Dingus leaned forward until his face was just a few inches from mine. “No, Gus,” he said. “The wound was self-inflicted. Redpath had a pistol in his glove box. He discharged it into the side of his head above the right ear.”
“Oh my God,” I said. A prickle of heat ran across my shoulders and up my neck. An image flashed in my mind of the first time I’d seen Leo, standing at the wheel of Ethel, circling the ice, and then of one of the last times I’d seen him, leaned in close to my face as he sewed the stitches into my jaw. “What the hell is going on around here?”
“I wanted to ask you that, Gus, because you know what?” Now he reached up and grabbed my coat collar in his beefy hand and yanked me up off the chair. “I think you had something to do with this.”

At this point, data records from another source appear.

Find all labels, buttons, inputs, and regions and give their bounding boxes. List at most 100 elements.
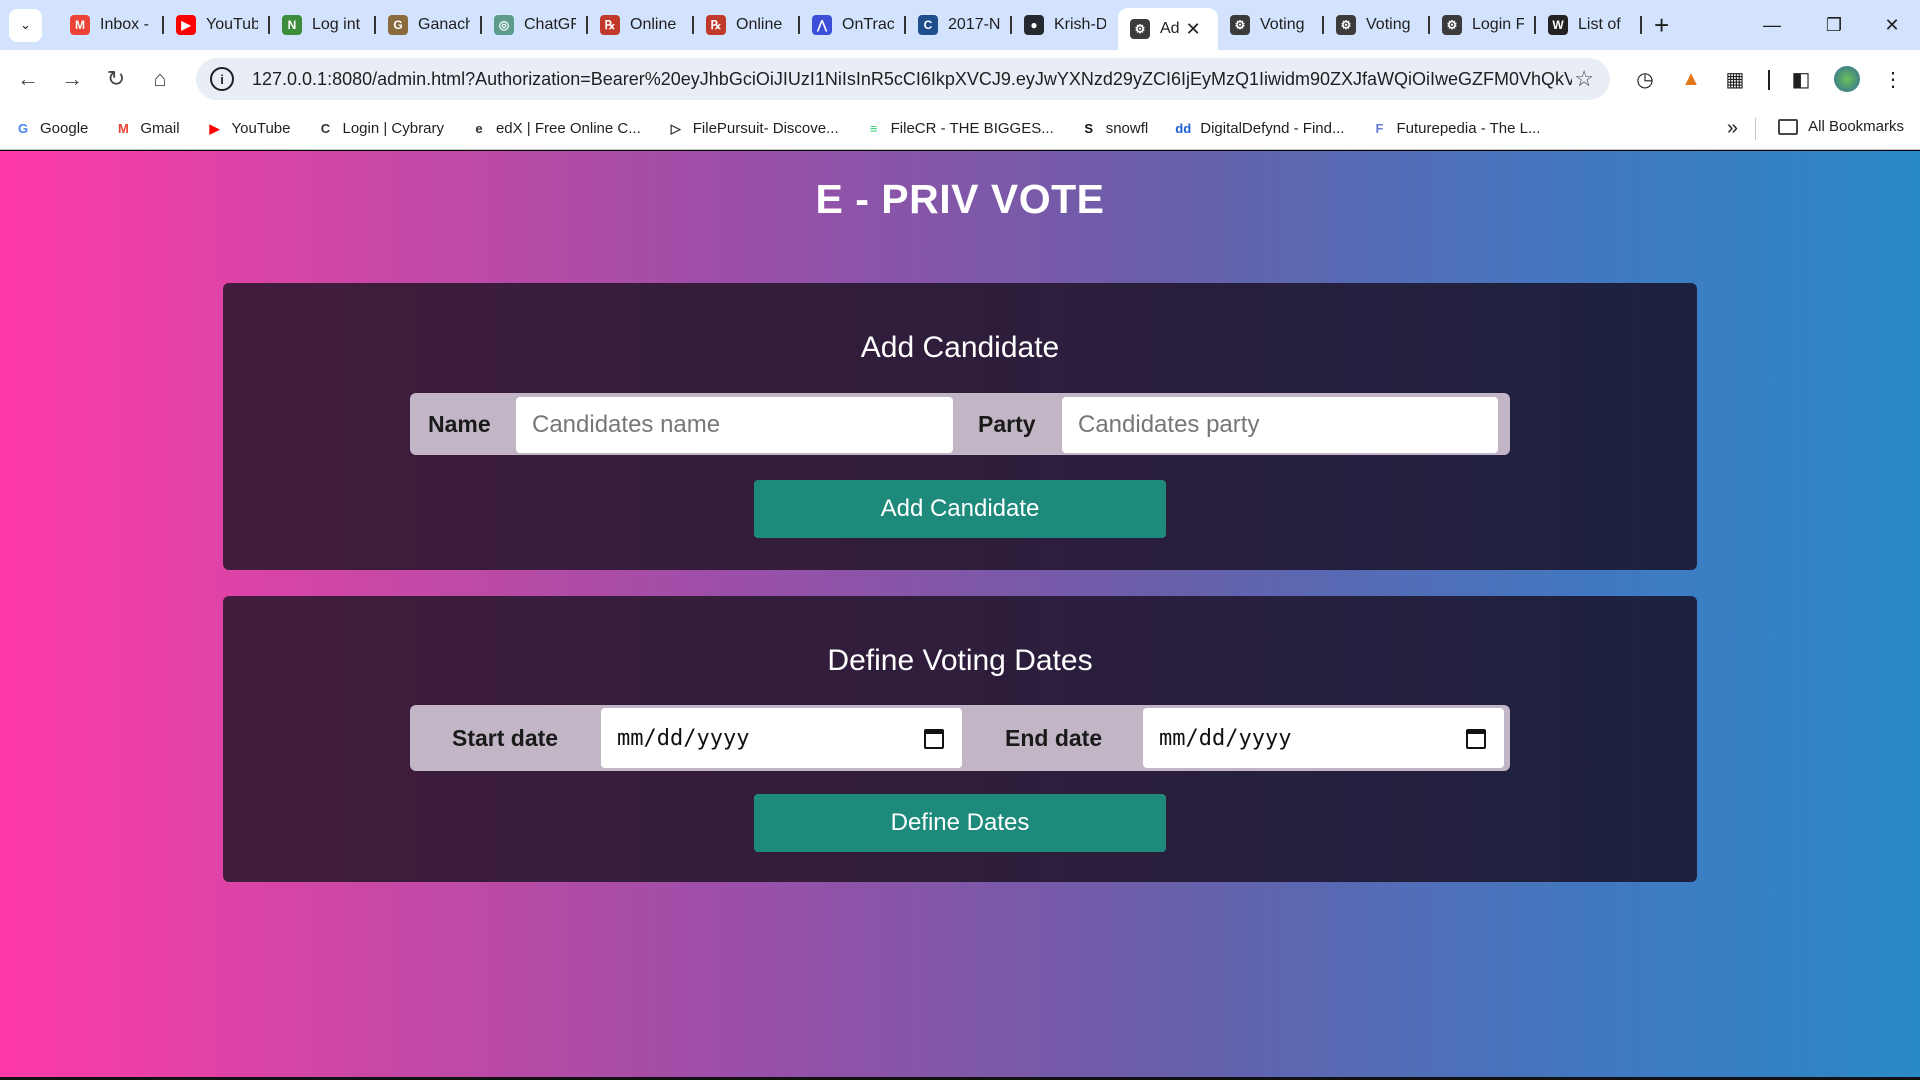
- gear-cluster-icon: ⚙: [1230, 15, 1250, 35]
- address-bar[interactable]: i 127.0.0.1:8080/admin.html?Authorizatio…: [196, 58, 1610, 100]
- bookmark-item[interactable]: ▷ FilePursuit- Discove...: [667, 120, 839, 138]
- tab-label: Online: [736, 16, 783, 33]
- browser-tab[interactable]: ⋀ OnTrac: [800, 0, 906, 50]
- filepursuit-icon: ▷: [670, 120, 681, 136]
- browser-tab[interactable]: ⚙ Login F: [1430, 0, 1536, 50]
- bookmark-label: FilePursuit- Discove...: [692, 120, 839, 137]
- start-date-input[interactable]: mm/dd/yyyy: [601, 708, 962, 768]
- chatgpt-icon: ◎: [494, 15, 514, 35]
- browser-tab[interactable]: G Ganach: [376, 0, 482, 50]
- url-text[interactable]: 127.0.0.1:8080/admin.html?Authorization=…: [252, 69, 1572, 90]
- site-info-icon[interactable]: i: [210, 67, 234, 91]
- party-label: Party: [978, 411, 1036, 437]
- restore-button[interactable]: ❐: [1806, 0, 1862, 50]
- youtube-icon: ▶: [176, 15, 196, 35]
- login-icon: N: [282, 15, 302, 35]
- candidate-party-input[interactable]: [1062, 397, 1498, 453]
- minimize-button[interactable]: —: [1744, 0, 1800, 50]
- all-bookmarks-button[interactable]: All Bookmarks: [1778, 118, 1904, 135]
- tab-label: List of: [1578, 16, 1621, 33]
- browser-tab[interactable]: M Inbox -: [58, 0, 164, 50]
- browser-tab[interactable]: ⚙ Ad ✕: [1118, 8, 1218, 50]
- bookmark-label: DigitalDefynd - Find...: [1200, 120, 1345, 137]
- edx-icon: e: [475, 121, 483, 136]
- close-icon: ✕: [1884, 14, 1900, 35]
- forward-button[interactable]: →: [50, 57, 94, 101]
- extensions-puzzle-icon[interactable]: ▦: [1718, 62, 1752, 96]
- bookmark-star-icon[interactable]: ☆: [1574, 66, 1594, 92]
- reload-button[interactable]: ↻: [94, 57, 138, 101]
- rx-icon: ℞: [600, 15, 620, 35]
- new-tab-button[interactable]: +: [1654, 10, 1669, 41]
- bookmark-item[interactable]: Ssnowfl: [1080, 120, 1148, 138]
- end-date-input[interactable]: mm/dd/yyyy: [1143, 708, 1504, 768]
- end-date-label: End date: [1005, 725, 1103, 751]
- more-bookmarks-chevron-icon[interactable]: »: [1727, 117, 1738, 140]
- page-title: E - PRIV VOTE: [815, 176, 1105, 222]
- tab-label: Ganach: [418, 16, 470, 33]
- github-icon: ●: [1024, 15, 1044, 35]
- bookmark-label: YouTube: [231, 120, 291, 137]
- bookmark-item[interactable]: G Google: [14, 120, 88, 138]
- menu-kebab-icon[interactable]: ⋮: [1876, 62, 1910, 96]
- gear-cluster-icon: ⚙: [1130, 19, 1150, 39]
- browser-tab[interactable]: ⚙ Voting: [1324, 0, 1430, 50]
- google-icon: G: [17, 121, 29, 136]
- performance-icon[interactable]: ◷: [1628, 62, 1662, 96]
- bookmark-label: Futurepedia - The L...: [1396, 120, 1541, 137]
- profile-avatar[interactable]: [1830, 62, 1864, 96]
- ganache-icon: G: [388, 15, 408, 35]
- bookmark-item[interactable]: ▶ YouTube: [206, 120, 291, 138]
- end-date-value: mm/dd/yyyy: [1159, 725, 1292, 751]
- bookmarks-divider: [1755, 118, 1756, 140]
- tab-label: Inbox -: [100, 16, 149, 33]
- bookmark-list: G Google M Gmail ▶ YouTube C Login | Cybrary e ed…: [14, 120, 1566, 138]
- browser-tab[interactable]: N Log int: [270, 0, 376, 50]
- cdc-icon: C: [918, 15, 938, 35]
- browser-tab[interactable]: ⚙ Voting: [1218, 0, 1324, 50]
- tab-label: Voting: [1366, 16, 1411, 33]
- bookmark-item[interactable]: e edX | Free Online C...: [470, 120, 640, 138]
- chevron-down-icon: ⌄: [20, 17, 31, 32]
- bookmark-item[interactable]: C Login | Cybrary: [317, 120, 444, 138]
- tab-label: ChatGF: [524, 16, 576, 33]
- bookmarks-bar: G Google M Gmail ▶ YouTube C Login | Cybrary e ed…: [0, 108, 1920, 150]
- digitaldefynd-icon: dd: [1175, 121, 1192, 136]
- cybrary-icon: C: [320, 121, 331, 136]
- add-candidate-button[interactable]: Add Candidate: [754, 480, 1166, 538]
- browser-tab[interactable]: ● Krish-D: [1012, 0, 1118, 50]
- side-panel-icon[interactable]: ◧: [1784, 62, 1818, 96]
- name-label: Name: [428, 411, 491, 437]
- define-dates-button[interactable]: Define Dates: [754, 794, 1166, 852]
- calendar-icon[interactable]: [1466, 729, 1486, 749]
- candidate-input-row: Name Party: [410, 393, 1510, 455]
- back-button[interactable]: ←: [6, 57, 50, 101]
- reload-icon: ↻: [106, 66, 126, 91]
- all-bookmarks-label: All Bookmarks: [1808, 118, 1904, 135]
- browser-tab[interactable]: W List of: [1536, 0, 1642, 50]
- browser-tab[interactable]: ▶ YouTub: [164, 0, 270, 50]
- tab-label: Log int: [312, 16, 361, 33]
- browser-tab[interactable]: ℞ Online: [588, 0, 694, 50]
- tab-label: Login F: [1472, 16, 1524, 33]
- browser-tab[interactable]: ℞ Online: [694, 0, 800, 50]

“What? Take your hands off me.”
He tightened his grip. “I ought to strangle that little redhead. Somehow she spooked Redpath.”
“Bullshit. He wouldn’t even talk to her.”
“He didn’t have to talk to her. He just had to hear her questions. She asked him something that spooked him. We’d already talked to him. He didn’t run. She goes to see him, he runs. I want to know what she asked him, Gus.”
“I wish I knew, Sheriff.”
Dingus swung me away from the chair and slammed me against the wall. “This man is dead,” he growled. “I have to contact his family, whoever and wherever they are, and we’re out a material witness in a murder case. All because your little reporter is sticking her nose in places it shouldn’t ought to go. What did she ask him, Gus?”
“I don’t know, Dingus, and I wouldn’t have to tell you anyway. She was doing her job. Or are you just worried about getting reelected?”
I knew that was a mistake the second it left my lips. He hammered me against the wall again and pushed in close enough that I could smell his Tiparillo breath, see the tiny yellowed teeth hidden by his handlebar. I thought he might punch me. “This is not about a goddamn election,” he said. “It’s about a murder investigation. It’s not your job to conduct murder investigations. It’s not your job to embarrass me in front of the public when I’m trying to do
my
job.”
“And you didn’t embarrass us with those bullshit leaks about our stories being ‘premature’? And then the TV chick gets a front-row seat for the arrest? Have hot lips D’Alessio take a cold shower, will you?”
He dropped me and stepped back and pointed a finger at me. “You know the meaning of ‘is’?” he said. “Until I say something
is
—like a murder—then it
isn’t,
understand? Or maybe you’d like to learn more about the case from Channel Eight. You guys are always talking about the public’s right to know. Don’t you think the public has a right to know what you know?”
“We know squat, Dingus. From what I can tell, Leo’s obviously the one who killed Blackburn. He was there that night. He lied about it. He ran, and then he killed himself. But you have Soupy in jail.”